Our case is controlled by this court’s opinion in Rodriquez v. State, 495 S.W.2d 952, 954 (Tex.Cr.App.1973), where Judge Jackson (also the author of Lopez, supra) noted that “the court’s decision in Leary did not invalidate the statute as a whole”, and the plea of guilty rendered Leary inapposite. So it is in the case at bar; and ground of error number six is overruled.

Finding no error, the judgment is affirmed.2

Approved by the Court.

. “That the State is using as its first enhancement count a 1960 Federal conviction wherein the defendant was convicted of ‘the unlawful buying of heroin’. The State must proceed under Article 63 in the enhancement counts in order to make the Habitual Criminal Statute effective.

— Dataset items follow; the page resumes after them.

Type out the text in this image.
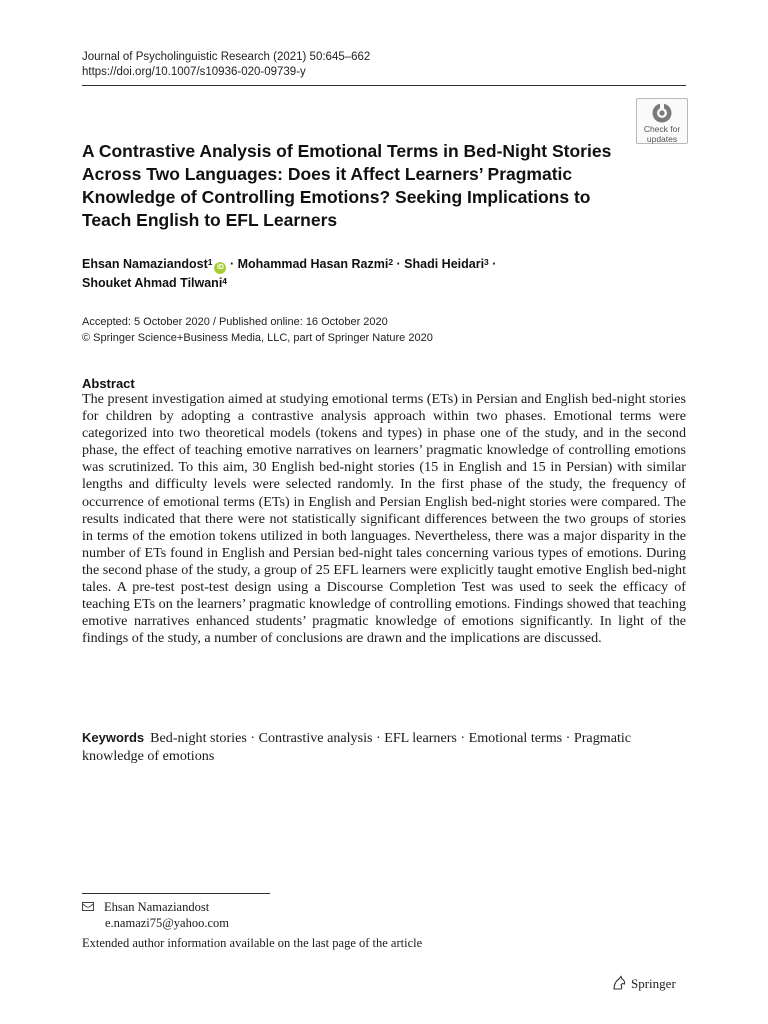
Journal of Psycholinguistic Research (2021) 50:645–662
https://doi.org/10.1007/s10936-020-09739-y
Check for
updates
A Contrastive Analysis of Emotional Terms in Bed-Night Stories Across Two Languages: Does it Affect Learners’ Pragmatic Knowledge of Controlling Emotions? Seeking Implications to Teach English to EFL Learners
Ehsan Namaziandost$^1$iD · Mohammad Hasan Razmi$^2$ · Shadi Heidari$^3$ ·
Shouket Ahmad Tilwani$^4$
Accepted: 5 October 2020 / Published online: 16 October 2020
© Springer Science+Business Media, LLC, part of Springer Nature 2020
Abstract

The present investigation aimed at studying emotional terms (ETs) in Persian and English bed-night stories for children by adopting a contrastive analysis approach within two phases. Emotional terms were categorized into two theoretical models (tokens and types) in phase one of the study, and in the second phase, the effect of teaching emotive narratives on learners’ pragmatic knowledge of controlling emotions was scrutinized. To this aim, 30 English bed-night stories (15 in English and 15 in Persian) with similar lengths and difficulty levels were selected randomly. In the first phase of the study, the frequency of occurrence of emotional terms (ETs) in English and Persian English bed-night stories were compared. The results indicated that there were not statistically significant differences between the two groups of stories in terms of the emotion tokens utilized in both languages. Nevertheless, there was a major disparity in the number of ETs found in English and Persian bed-night tales concerning various types of emotions. During the second phase of the study, a group of 25 EFL learners were explicitly taught emotive English bed-night tales. A pre-test post-test design using a Discourse Completion Test was used to seek the efficacy of teaching ETs on the learners’ pragmatic knowledge of controlling emotions. Findings showed that teaching emotive narratives enhanced students’ pragmatic knowledge of emotions significantly. In light of the findings of the study, a number of conclusions are drawn and the implications are discussed.

Keywords Bed-night stories · Contrastive analysis · EFL learners · Emotional terms · Pragmatic knowledge of emotions
Ehsan Namaziandost
e.namazi75@yahoo.com
Extended author information available on the last page of the article
Springer
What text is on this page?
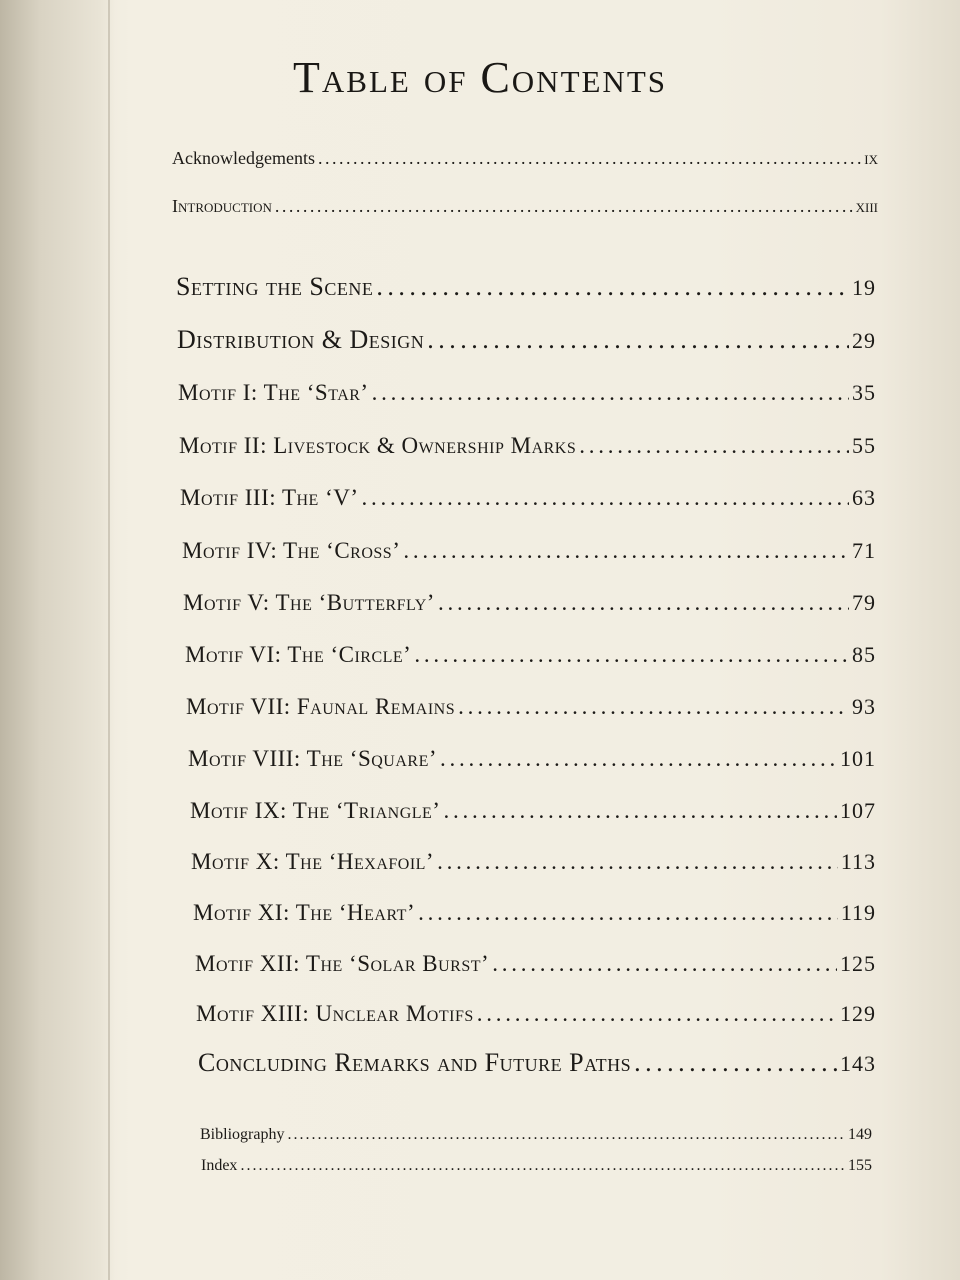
Table of Contents
Acknowledgements . . .	ix
Introduction . . .	xiii
Setting the Scene . . .	19
Distribution & Design . . .	29
Motif I: The ‘Star’ . . .	35
Motif II: Livestock & Ownership Marks . . .	55
Motif III: The ‘V’ . . .	63
Motif IV: The ‘Cross’ . . .	71
Motif V: The ‘Butterfly’ . . .	79
Motif VI: The ‘Circle’ . . .	85
Motif VII: Faunal Remains . . .	93
Motif VIII: The ‘Square’ . . .	101
Motif IX: The ‘Triangle’ . . .	107
Motif X: The ‘Hexafoil’ . . .	113
Motif XI: The ‘Heart’ . . .	119
Motif XII: The ‘Solar Burst’ . . .	125
Motif XIII: Unclear Motifs . . .	129
Concluding Remarks and Future Paths . . .	143
Bibliography . . .	149
Index . . .	155
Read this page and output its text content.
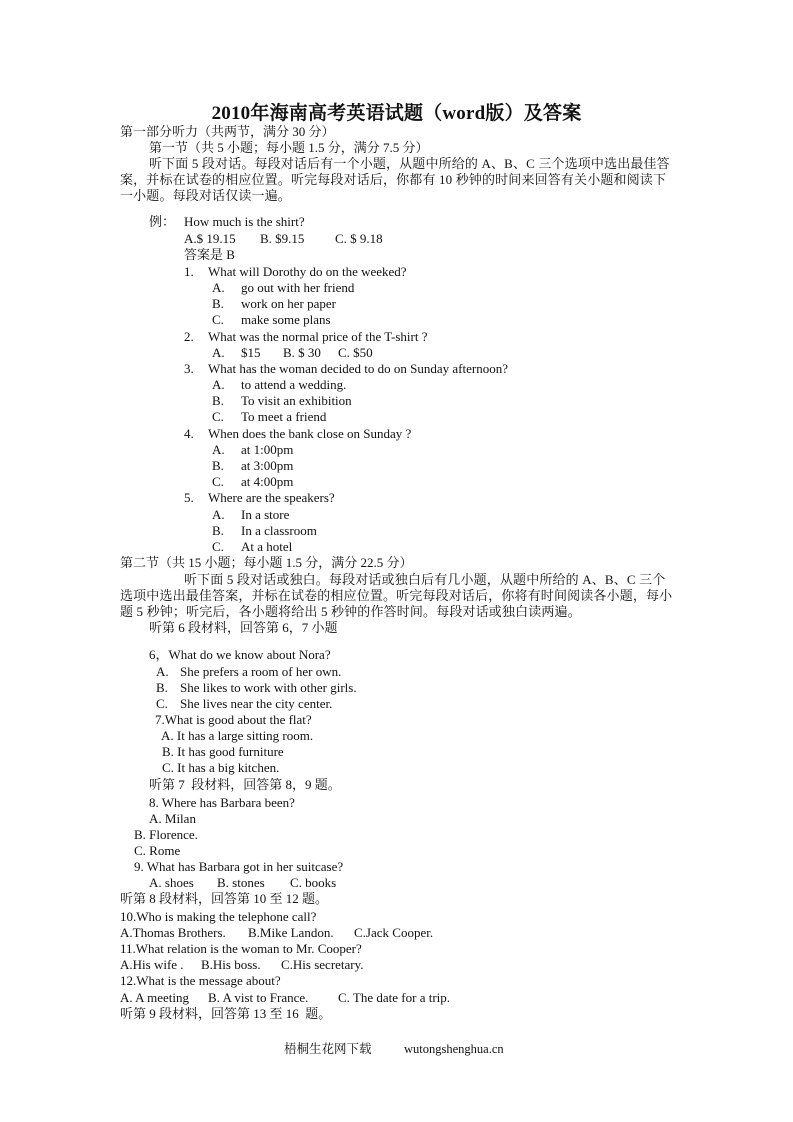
2010年海南高考英语试题（word版）及答案
第一部分听力（共两节，满分 30 分）
第一节（共 5 小题；每小题 1.5 分，满分 7.5 分）
听下面 5 段对话。每段对话后有一个小题，从题中所给的 A、B、C 三个选项中选出最佳答案，并标在试卷的相应位置。听完每段对话后，你都有 10 秒钟的时间来回答有关小题和阅读下一小题。每段对话仅读一遍。
例： How much is the shirt?
A.$ 19.15 B. $9.15 C. $ 9.18
答案是 B
1. What will Dorothy do on the weeked?
A. go out with her friend
B. work on her paper
C. make some plans
2. What was the normal price of the T-shirt ?
A. $15 B. $ 30 C. $50
3. What has the woman decided to do on Sunday afternoon?
A. to attend a wedding.
B. To visit an exhibition
C. To meet a friend
4. When does the bank close on Sunday ?
A. at 1:00pm
B. at 3:00pm
C. at 4:00pm
5. Where are the speakers?
A. In a store
B. In a classroom
C. At a hotel
第二节（共 15 小题；每小题 1.5 分，满分 22.5 分）
听下面 5 段对话或独白。每段对话或独白后有几小题，从题中所给的 A、B、C 三个选项中选出最佳答案，并标在试卷的相应位置。听完每段对话后，你将有时间阅读各小题，每小题 5 秒钟；听完后，各小题将给出 5 秒钟的作答时间。每段对话或独白读两遍。
听第 6 段材料，回答第 6，7 小题
6，What do we know about Nora?
A. She prefers a room of her own.
B. She likes to work with other girls.
C. She lives near the city center.
7.What is good about the flat?
A. It has a large sitting room.
B. It has good furniture
C. It has a big kitchen.
听第 7  段材料，回答第 8，9 题。
8. Where has Barbara been?
A. Milan
B. Florence.
C. Rome
9. What has Barbara got in her suitcase?
A. shoes B. stones C. books
听第 8 段材料，回答第 10 至 12 题。
10.Who is making the telephone call?
A.Thomas Brothers. B.Mike Landon. C.Jack Cooper.
11.What relation is the woman to Mr. Cooper?
A.His wife . B.His boss. C.His secretary.
12.What is the message about?
A. A meeting B. A vist to France. C. The date for a trip.
听第 9 段材料，回答第 13 至 16  题。
梧桐生花网下载	wutongshenghua.cn
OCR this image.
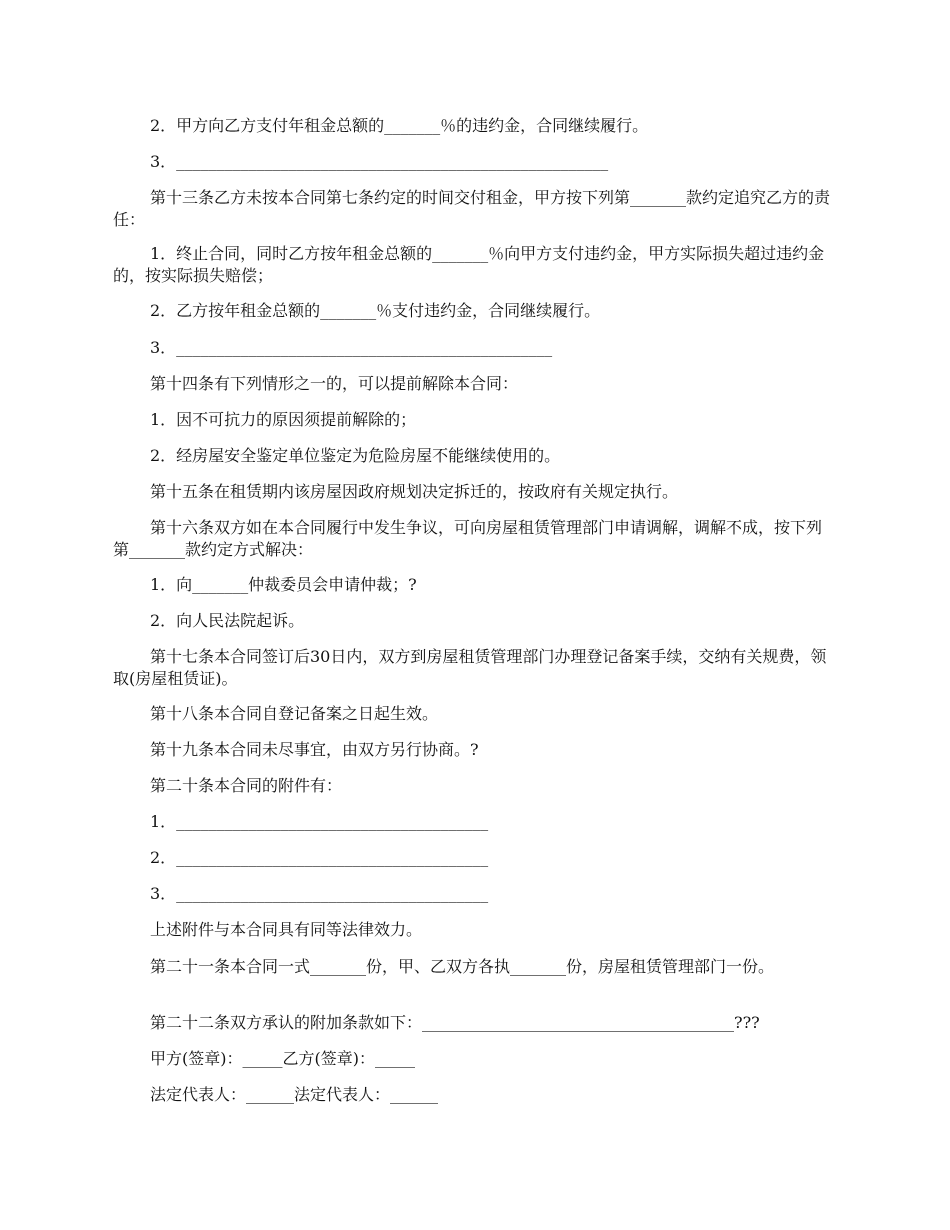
2．甲方向乙方支付年租金总额的_______％的违约金，合同继续履行。

3．______________________________________________________

第十三条乙方未按本合同第七条约定的时间交付租金，甲方按下列第_______款约定追究乙方的责任：

1．终止合同，同时乙方按年租金总额的_______％向甲方支付违约金，甲方实际损失超过违约金的，按实际损失赔偿；

2．乙方按年租金总额的_______％支付违约金，合同继续履行。

3．_______________________________________________

第十四条有下列情形之一的，可以提前解除本合同：

1．因不可抗力的原因须提前解除的；

2．经房屋安全鉴定单位鉴定为危险房屋不能继续使用的。

第十五条在租赁期内该房屋因政府规划决定拆迁的，按政府有关规定执行。

第十六条双方如在本合同履行中发生争议，可向房屋租赁管理部门申请调解，调解不成，按下列第_______款约定方式解决：

1．向_______仲裁委员会申请仲裁；?

2．向人民法院起诉。

第十七条本合同签订后30日内，双方到房屋租赁管理部门办理登记备案手续，交纳有关规费，领取(房屋租赁证)。

第十八条本合同自登记备案之日起生效。

第十九条本合同未尽事宜，由双方另行协商。?

第二十条本合同的附件有：

1．_______________________________________

2．_______________________________________

3．_______________________________________

上述附件与本合同具有同等法律效力。

第二十一条本合同一式_______份，甲、乙双方各执_______份，房屋租赁管理部门一份。

第二十二条双方承认的附加条款如下：_______________________________________???

甲方(签章)：_____乙方(签章)：_____

法定代表人：______法定代表人：______
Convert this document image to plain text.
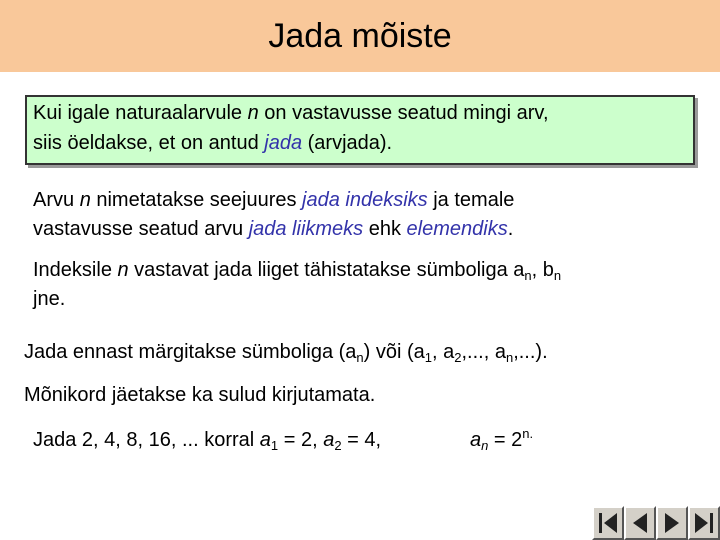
Jada mõiste
Kui igale naturaalarvule n on vastavusse seatud mingi arv,
siis öeldakse, et on antud jada (arvjada).
Arvu n nimetatakse seejuures jada indeksiks ja temale
vastavusse seatud arvu jada liikmeks ehk elemendiks.
Indeksile n vastavat jada liiget tähistatakse sümboliga $a_n$, $b_n$
jne.
Jada ennast märgitakse sümboliga $(a_n)$ või ($a_1$, $a_2$,..., $a_n$,...).
Mõnikord jäetakse ka sulud kirjutamata.
Jada 2, 4, 8, 16, ... korral $a_1 = 2$, $a_2 = 4$,	$a_n = 2^{n.}$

“The defendant would show the Court that the federal conviction of the unlawful buying of heroin is not a proper enhancement count in that the State does not have a like or a counterpart statute similar to or the same as the federal statute, consequently it cannot be used for an enhancement count. . . . ”

. Four other grounds of error are discussed in what is designated as Part II of this opinion. It contains no new questions of law. It is a matter of record but will not be published, cited, or accepted as authority. See footnote 2 in Jones v. State, 520 S.W.2d 755, 759 (Tex.Cr. App.1975).